Auch der Singulus-Aktie wird trotz der Erholung im vergangenen Monat noch Potenzial zugetraut. Der Anbieter von Anlagen zur Herstellung von optischen Speichermedien wie CD und DVD habe seine Prognosen bereits nach unten korrigiert, so dass die Analysten von Merck, Finck & Co. die Gefahr weiterer negativer Überraschungen als begrenzt ansehen. Außerdem sei der Wert im Vergleich zum Wettbewerb beim aktuellen Kursniveau eher günstig bewertet.
Nachholbedarf sieht beispielsweise die WestLB auch bei Eurofins. Andreas Hürkamp glaubt, dass sich die hohen Investitionen des Unternehmens, die die Ertragssituation und damit auch die Kurse belastet haben, bald auszahlen werden. Er rechnet mit einer Gewinnverdoppelung in den kommenden Jahren und in der Folge mit einer guten Performance.

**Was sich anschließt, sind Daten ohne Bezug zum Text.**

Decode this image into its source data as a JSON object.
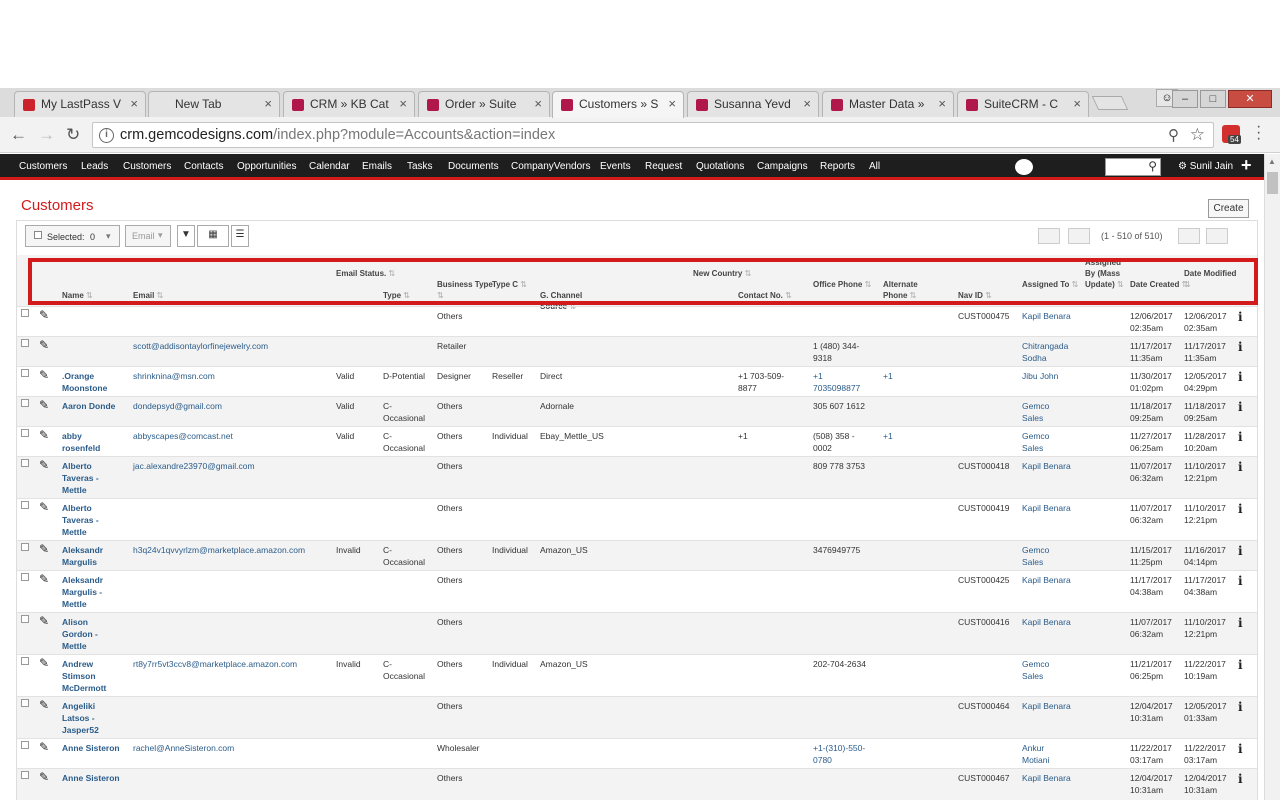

Außer Eurofins befindet sich nur noch Rhein Biotech als Nicht-Nemax-50-Wert auf mindestens zwei Empfehlungslisten. Die Hypovereinsbank begründet dies damit, dass das Unternehmen als eines der wenigen Biotech-Werte bereits einen positiven Cash-Flow generiert und ein etabliertes Geschäft im Bereich Impfstoffe habe.